La última vez también fue así.
Al oír a Melodía mencionar el último incidente, Adrián se enfadó aún más.
¡Esta mujer, qué descarada!
¡Seduciendo a montones de gente, coqueteando por todas partes!
¡Provocándolo, atrayendo su atención, emboscándolo cuando está con la guardia baja y besándolo!
Y, además, coqueteando abiertamente con Malcom allí mismo.
¡Y mientras tanto, teniendo líos poco claros y ambiguos con hombres desconocidos!
Melodía movió la muñeca que él le sujetaba y continuó: —La última vez, el Director Davies me llevó al baño para advertirme que no me relacionara con otros hombres, así que, ¿cuál es su intención al arrastrarme hasta aquí esta vez?
La gélida mirada de Adrián se clavó con ira y fiereza en la impenitente Melodía.
—¿Recuerdas lo que dije?
¿Eh?
¡Dije que durante el periodo de contrato con el Clan Davies no debe haber ningún escándalo!
¿Cómo te has estado comportando?
¿Ignorando mis palabras?
—…
—Melodía parpadeó, con cara de inocente.
Últimamente no se había visto envuelta en ningún escándalo con hombres, y sin embargo este tipo la secuestraba una y otra vez, ¡qué molesto!
Adrián fulminó con la mirada a Melodía, desesperado por…
¡devorarla!
—¡No te hagas la víctima aquí, dime!
¿A cuántos hombres has seducido estos últimos días, eh?

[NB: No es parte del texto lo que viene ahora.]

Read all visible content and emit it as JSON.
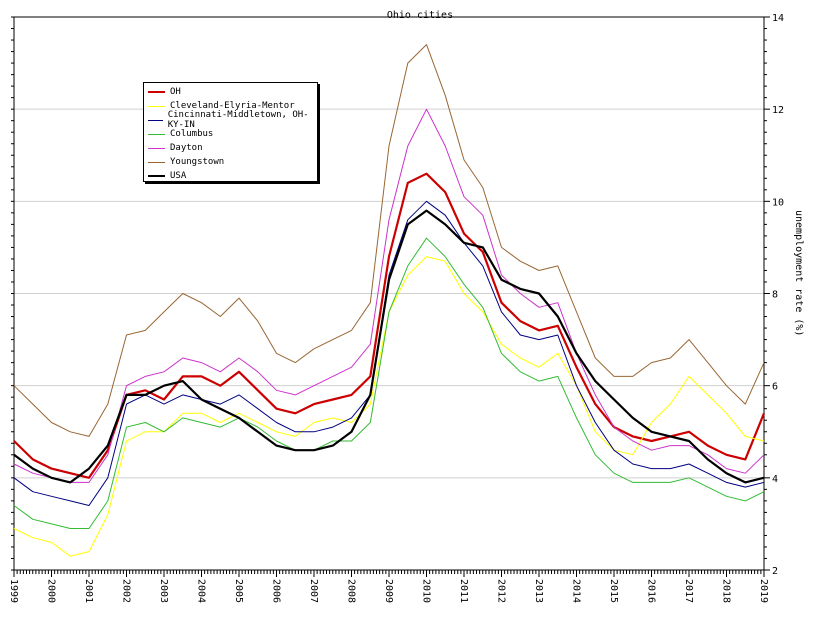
{
  "chart_data": {
    "type": "line",
    "title": "Ohio cities",
    "xlabel": "",
    "ylabel": "unemployment rate (%)",
    "xlim": [
      1999,
      2019
    ],
    "ylim": [
      2,
      14
    ],
    "yticks": [
      2,
      4,
      6,
      8,
      10,
      12,
      14
    ],
    "xticks": [
      "1999",
      "2000",
      "2001",
      "2002",
      "2003",
      "2004",
      "2005",
      "2006",
      "2007",
      "2008",
      "2009",
      "2010",
      "2011",
      "2012",
      "2013",
      "2014",
      "2015",
      "2016",
      "2017",
      "2018",
      "2019"
    ],
    "grid": true,
    "legend_position": "top-left",
    "series": [
      {
        "name": "OH",
        "color": "#cc0000",
        "width": 2.2,
        "x": [
          1999.0,
          1999.5,
          2000.0,
          2000.5,
          2001.0,
          2001.5,
          2002.0,
          2002.5,
          2003.0,
          2003.5,
          2004.0,
          2004.5,
          2005.0,
          2005.5,
          2006.0,
          2006.5,
          2007.0,
          2007.5,
          2008.0,
          2008.5,
          2009.0,
          2009.5,
          2010.0,
          2010.5,
          2011.0,
          2011.5,
          2012.0,
          2012.5,
          2013.0,
          2013.5,
          2014.0,
          2014.5,
          2015.0,
          2015.5,
          2016.0,
          2016.5,
          2017.0,
          2017.5,
          2018.0,
          2018.5,
          2019.0
        ],
        "y": [
          4.8,
          4.4,
          4.2,
          4.1,
          4.0,
          4.6,
          5.8,
          5.9,
          5.7,
          6.2,
          6.2,
          6.0,
          6.3,
          5.9,
          5.5,
          5.4,
          5.6,
          5.7,
          5.8,
          6.2,
          8.8,
          10.4,
          10.6,
          10.2,
          9.3,
          8.9,
          7.8,
          7.4,
          7.2,
          7.3,
          6.4,
          5.6,
          5.1,
          4.9,
          4.8,
          4.9,
          5.0,
          4.7,
          4.5,
          4.4,
          5.4
        ]
      },
      {
        "name": "Cleveland-Elyria-Mentor",
        "color": "#ffff00",
        "width": 1,
        "x": [
          1999.0,
          1999.5,
          2000.0,
          2000.5,
          2001.0,
          2001.5,
          2002.0,
          2002.5,
          2003.0,
          2003.5,
          2004.0,
          2004.5,
          2005.0,
          2005.5,
          2006.0,
          2006.5,
          2007.0,
          2007.5,
          2008.0,
          2008.5,
          2009.0,
          2009.5,
          2010.0,
          2010.5,
          2011.0,
          2011.5,
          2012.0,
          2012.5,
          2013.0,
          2013.5,
          2014.0,
          2014.5,
          2015.0,
          2015.5,
          2016.0,
          2016.5,
          2017.0,
          2017.5,
          2018.0,
          2018.5,
          2019.0
        ],
        "y": [
          2.9,
          2.7,
          2.6,
          2.3,
          2.4,
          3.2,
          4.8,
          5.0,
          5.0,
          5.4,
          5.4,
          5.2,
          5.4,
          5.2,
          5.0,
          4.9,
          5.2,
          5.3,
          5.2,
          5.6,
          7.6,
          8.4,
          8.8,
          8.7,
          8.0,
          7.6,
          6.9,
          6.6,
          6.4,
          6.7,
          6.0,
          5.0,
          4.6,
          4.5,
          5.2,
          5.6,
          6.2,
          5.8,
          5.4,
          4.9,
          4.8
        ]
      },
      {
        "name": "Cincinnati-Middletown, OH-KY-IN",
        "color": "#000080",
        "width": 1,
        "x": [
          1999.0,
          1999.5,
          2000.0,
          2000.5,
          2001.0,
          2001.5,
          2002.0,
          2002.5,
          2003.0,
          2003.5,
          2004.0,
          2004.5,
          2005.0,
          2005.5,
          2006.0,
          2006.5,
          2007.0,
          2007.5,
          2008.0,
          2008.5,
          2009.0,
          2009.5,
          2010.0,
          2010.5,
          2011.0,
          2011.5,
          2012.0,
          2012.5,
          2013.0,
          2013.5,
          2014.0,
          2014.5,
          2015.0,
          2015.5,
          2016.0,
          2016.5,
          2017.0,
          2017.5,
          2018.0,
          2018.5,
          2019.0
        ],
        "y": [
          4.0,
          3.7,
          3.6,
          3.5,
          3.4,
          4.0,
          5.6,
          5.8,
          5.6,
          5.8,
          5.7,
          5.6,
          5.8,
          5.5,
          5.2,
          5.0,
          5.0,
          5.1,
          5.3,
          5.8,
          8.4,
          9.6,
          10.0,
          9.7,
          9.1,
          8.6,
          7.6,
          7.1,
          7.0,
          7.1,
          6.0,
          5.2,
          4.6,
          4.3,
          4.2,
          4.2,
          4.3,
          4.1,
          3.9,
          3.8,
          3.9
        ]
      },
      {
        "name": "Columbus",
        "color": "#33bb33",
        "width": 1,
        "x": [
          1999.0,
          1999.5,
          2000.0,
          2000.5,
          2001.0,
          2001.5,
          2002.0,
          2002.5,
          2003.0,
          2003.5,
          2004.0,
          2004.5,
          2005.0,
          2005.5,
          2006.0,
          2006.5,
          2007.0,
          2007.5,
          2008.0,
          2008.5,
          2009.0,
          2009.5,
          2010.0,
          2010.5,
          2011.0,
          2011.5,
          2012.0,
          2012.5,
          2013.0,
          2013.5,
          2014.0,
          2014.5,
          2015.0,
          2015.5,
          2016.0,
          2016.5,
          2017.0,
          2017.5,
          2018.0,
          2018.5,
          2019.0
        ],
        "y": [
          3.4,
          3.1,
          3.0,
          2.9,
          2.9,
          3.5,
          5.1,
          5.2,
          5.0,
          5.3,
          5.2,
          5.1,
          5.3,
          5.1,
          4.8,
          4.6,
          4.6,
          4.8,
          4.8,
          5.2,
          7.6,
          8.6,
          9.2,
          8.8,
          8.2,
          7.7,
          6.7,
          6.3,
          6.1,
          6.2,
          5.3,
          4.5,
          4.1,
          3.9,
          3.9,
          3.9,
          4.0,
          3.8,
          3.6,
          3.5,
          3.7
        ]
      },
      {
        "name": "Dayton",
        "color": "#cc33cc",
        "width": 1,
        "x": [
          1999.0,
          1999.5,
          2000.0,
          2000.5,
          2001.0,
          2001.5,
          2002.0,
          2002.5,
          2003.0,
          2003.5,
          2004.0,
          2004.5,
          2005.0,
          2005.5,
          2006.0,
          2006.5,
          2007.0,
          2007.5,
          2008.0,
          2008.5,
          2009.0,
          2009.5,
          2010.0,
          2010.5,
          2011.0,
          2011.5,
          2012.0,
          2012.5,
          2013.0,
          2013.5,
          2014.0,
          2014.5,
          2015.0,
          2015.5,
          2016.0,
          2016.5,
          2017.0,
          2017.5,
          2018.0,
          2018.5,
          2019.0
        ],
        "y": [
          4.3,
          4.1,
          4.0,
          3.9,
          3.9,
          4.5,
          6.0,
          6.2,
          6.3,
          6.6,
          6.5,
          6.3,
          6.6,
          6.3,
          5.9,
          5.8,
          6.0,
          6.2,
          6.4,
          6.9,
          9.6,
          11.2,
          12.0,
          11.2,
          10.1,
          9.7,
          8.4,
          8.0,
          7.7,
          7.8,
          6.7,
          5.8,
          5.1,
          4.8,
          4.6,
          4.7,
          4.7,
          4.5,
          4.2,
          4.1,
          4.5
        ]
      },
      {
        "name": "Youngstown",
        "color": "#996633",
        "width": 1,
        "x": [
          1999.0,
          1999.5,
          2000.0,
          2000.5,
          2001.0,
          2001.5,
          2002.0,
          2002.5,
          2003.0,
          2003.5,
          2004.0,
          2004.5,
          2005.0,
          2005.5,
          2006.0,
          2006.5,
          2007.0,
          2007.5,
          2008.0,
          2008.5,
          2009.0,
          2009.5,
          2010.0,
          2010.5,
          2011.0,
          2011.5,
          2012.0,
          2012.5,
          2013.0,
          2013.5,
          2014.0,
          2014.5,
          2015.0,
          2015.5,
          2016.0,
          2016.5,
          2017.0,
          2017.5,
          2018.0,
          2018.5,
          2019.0
        ],
        "y": [
          6.0,
          5.6,
          5.2,
          5.0,
          4.9,
          5.6,
          7.1,
          7.2,
          7.6,
          8.0,
          7.8,
          7.5,
          7.9,
          7.4,
          6.7,
          6.5,
          6.8,
          7.0,
          7.2,
          7.8,
          11.2,
          13.0,
          13.4,
          12.3,
          10.9,
          10.3,
          9.0,
          8.7,
          8.5,
          8.6,
          7.6,
          6.6,
          6.2,
          6.2,
          6.5,
          6.6,
          7.0,
          6.5,
          6.0,
          5.6,
          6.5
        ]
      },
      {
        "name": "USA",
        "color": "#000000",
        "width": 2.2,
        "x": [
          1999.0,
          1999.5,
          2000.0,
          2000.5,
          2001.0,
          2001.5,
          2002.0,
          2002.5,
          2003.0,
          2003.5,
          2004.0,
          2004.5,
          2005.0,
          2005.5,
          2006.0,
          2006.5,
          2007.0,
          2007.5,
          2008.0,
          2008.5,
          2009.0,
          2009.5,
          2010.0,
          2010.5,
          2011.0,
          2011.5,
          2012.0,
          2012.5,
          2013.0,
          2013.5,
          2014.0,
          2014.5,
          2015.0,
          2015.5,
          2016.0,
          2016.5,
          2017.0,
          2017.5,
          2018.0,
          2018.5,
          2019.0
        ],
        "y": [
          4.5,
          4.2,
          4.0,
          3.9,
          4.2,
          4.7,
          5.8,
          5.8,
          6.0,
          6.1,
          5.7,
          5.5,
          5.3,
          5.0,
          4.7,
          4.6,
          4.6,
          4.7,
          5.0,
          5.8,
          8.3,
          9.5,
          9.8,
          9.5,
          9.1,
          9.0,
          8.3,
          8.1,
          8.0,
          7.5,
          6.7,
          6.1,
          5.7,
          5.3,
          5.0,
          4.9,
          4.8,
          4.4,
          4.1,
          3.9,
          4.0
        ]
      }
    ]
  }
}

¿En solo unos días te has vuelto tan cercana a alguien como para llamarlo «cariño»?
¿Eh?
¿Quién es ese hombre?
¿Una nueva conquista seducida en Ciudad Río o un viejo amor de Europa?
Melodía miró confundida al hombre que la interrogaba sin descanso.
No entendía lo que estaba diciendo.
¿Por qué entendía cada palabra, pero no el conjunto?
¿Qué cariño?
¿Cuántos hombres seducidos?
Nuevas conquistas, viejos amores, amantes del pasado…
no tenía ni idea de lo que estaba hablando.
¿Cuándo había seducido a hombres?
¿Cuándo había tenido amantes del pasado?
Bueno, aparte de él, admitía que sí lo había provocado un poco, ¡pero solo habían sido bromas sin malicia!
No tuvo tiempo de digerir las palabras de Adrián, ni de averiguar de qué caos hablaba, cuando una sombra se cernió sobre ella.